ANALYST: Bank Of America Just Completed The Wall S
Post# of 4611
Linette Lopez
Apr. 28, 2014, 12:18 PM
http://www.businessinsider.com/mike-mayo-on-b...tal-2014-4
First it was JP Morgan's $6 billion 'London Whale' trading loss, then it was The Federal Reserve slapping Citi for inadequate structural controls.
As of Monday morning, you can also add Bank of America's math mistake to that list of what CLSA analyst Mike Mayo is calling, "The Trifecta of Misery on Wall Street." It's a list of mishaps that show Wall Street is it is now is too big to manage.
In this most recent incident, Bank of America announced that it miscalculated, and doesn't actually have as much capital as it previously reported. The Fed responded to that by asking the bank to change its plans to return money to shareholders and boost its stock price through a buy back, punishing the company and its stockholders.
"How can the board not come to the conclusion that Bank of America is too complex to manage?" Mayo said to Business Insider. "I think the incident today impacts the controls, capital and credibility... I mean, banking is a business of numbers and getting the numbers right is paramount."
Since the financial crisis, Bank of America has engaged in a restructuring and cost cutting plan called 'New BAC'. By and large analysts have considered it a success since it has contributed to the bank's significantly healthier balance sheet.
But there are downsides, according to Mayo, who asked, "How do they [Bank of America] know when the restructuring cuts into meat instead of fat?"
In other words, how does Bank of America know its cuts aren't cutting corners?
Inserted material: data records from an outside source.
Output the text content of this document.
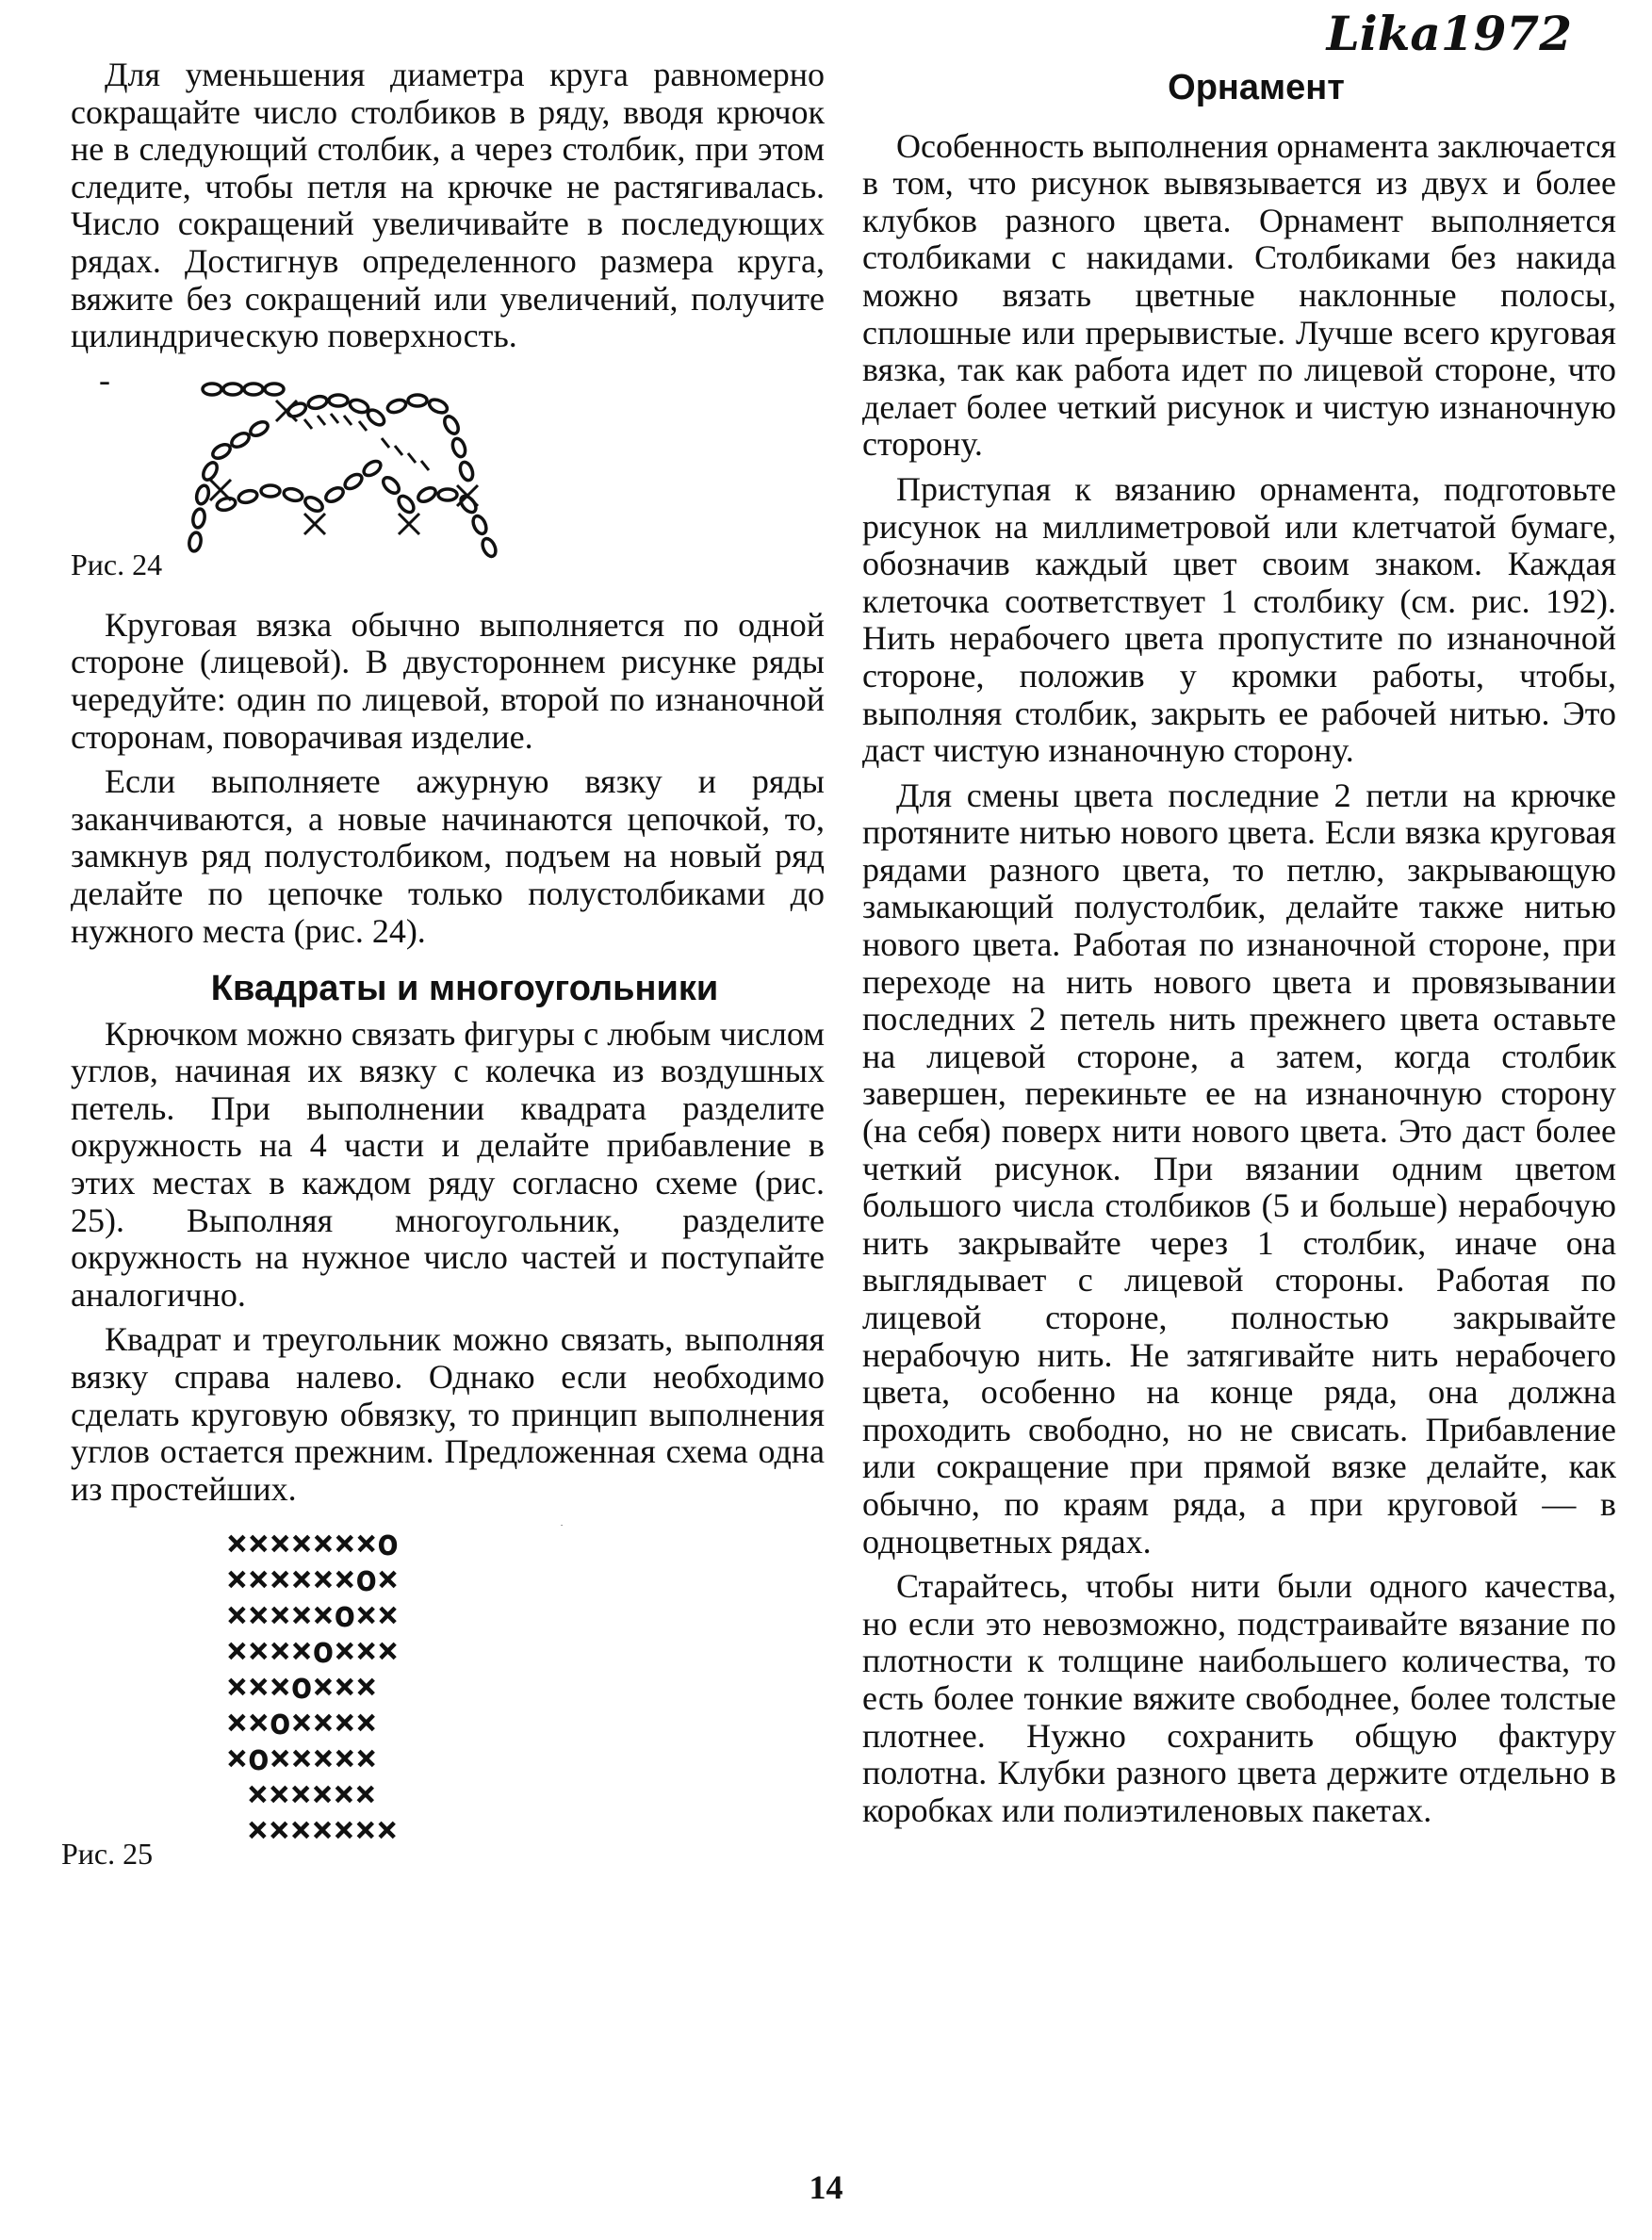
Lika1972

Для уменьшения диаметра круга равномерно сокращайте число столбиков в ряду, вводя крючок не в следующий столбик, а через столбик, при этом следите, чтобы петля на крючке не растягивалась. Число сокращений увеличивайте в последующих рядах. Достигнув определенного размера круга, вяжите без сокращений или увеличений, получите цилиндрическую поверхность.

-
Рис. 24

Круговая вязка обычно выполняется по одной стороне (лицевой). В двустороннем рисунке ряды чередуйте: один по лицевой, второй по изнаночной сторонам, поворачивая изделие.

Если выполняете ажурную вязку и ряды заканчиваются, а новые начинаются цепочкой, то, замкнув ряд полустолбиком, подъем на новый ряд делайте по цепочке только полустолбиками до нужного места (рис. 24).

Квадраты и многоугольники

Крючком можно связать фигуры с любым числом углов, начиная их вязку с колечка из воздушных петель. При выполнении квадрата разделите окружность на 4 части и делайте прибавление в этих местах в каждом ряду согласно схеме (рис. 25). Выполняя многоугольник, разделите окружность на нужное число частей и поступайте аналогично.

Квадрат и треугольник можно связать, выполняя вязку справа налево. Однако если необходимо сделать круговую обвязку, то принцип выполнения углов остается прежним. Предложенная схема одна из простейших.

×××××××о
××××××о×
×××××о××
××××о×××
×××о×××
××о××××
×о×××××
××××××
×××××××
Рис. 25

Орнамент

Особенность выполнения орнамента заключается в том, что рисунок вывязывается из двух и более клубков разного цвета. Орнамент выполняется столбиками с накидами. Столбиками без накида можно вязать цветные наклонные полосы, сплошные или прерывистые. Лучше всего круговая вязка, так как работа идет по лицевой стороне, что делает более четкий рисунок и чистую изнаночную сторону.

Приступая к вязанию орнамента, подготовьте рисунок на миллиметровой или клетчатой бумаге, обозначив каждый цвет своим знаком. Каждая клеточка соответствует 1 столбику (см. рис. 192). Нить нерабочего цвета пропустите по изнаночной стороне, положив у кромки работы, чтобы, выполняя столбик, закрыть ее рабочей нитью. Это даст чистую изнаночную сторону.

Для смены цвета последние 2 петли на крючке протяните нитью нового цвета. Если вязка круговая рядами разного цвета, то петлю, закрывающую замыкающий полустолбик, делайте также нитью нового цвета. Работая по изнаночной стороне, при переходе на нить нового цвета и провязывании последних 2 петель нить прежнего цвета оставьте на лицевой стороне, а затем, когда столбик завершен, перекиньте ее на изнаночную сторону (на себя) поверх нити нового цвета. Это даст более четкий рисунок. При вязании одним цветом большого числа столбиков (5 и больше) нерабочую нить закрывайте через 1 столбик, иначе она выглядывает с лицевой стороны. Работая по лицевой стороне, полностью закрывайте нерабочую нить. Не затягивайте нить нерабочего цвета, особенно на конце ряда, она должна проходить свободно, но не свисать. Прибавление или сокращение при прямой вязке делайте, как обычно, по краям ряда, а при круговой — в одноцветных рядах.

Старайтесь, чтобы нити были одного качества, но если это невозможно, подстраивайте вязание по плотности к толщине наибольшего количества, то есть более тонкие вяжите свободнее, более толстые плотнее. Нужно сохранить общую фактуру полотна. Клубки разного цвета держите отдельно в коробках или полиэтиленовых пакетах.

14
Earnings have been lumpy anyway, so perhaps the time has come for bigger divestments out of businesses that aren't performing.
The bank has its annual shareholder meeting in Charlotte, N.C. on May 7th, and Mayo will be there to ask those questions and more.
Since this latest mishap directly impacts shareholders, he'll also be asking how management's interests are aligned with those of shareholders, and how management defines success now.
"The world we should live in would treat annual meetings like big events... It's the only opportunity to publicly hold the Chairman Chad Holliday accountable to investors."
To Mayo, Wall Street has found itself in what he calls the "Big Brother" era of banking, where the government is watching everything banks do and coming down on mistakes hard. It's the opposite of what we had before the financial crisis, but that doesn't make it better for everyone.
"Big brother doesn't need anymore excuses to regulate the banks more aggressively but it's getting them," said Mayo.
And no matter who the CEO is, it seems the shareholders are paying for those excuses.
"A more effective public, private sector solution is needed," said Mayo, "and that means making boards hold people accountable."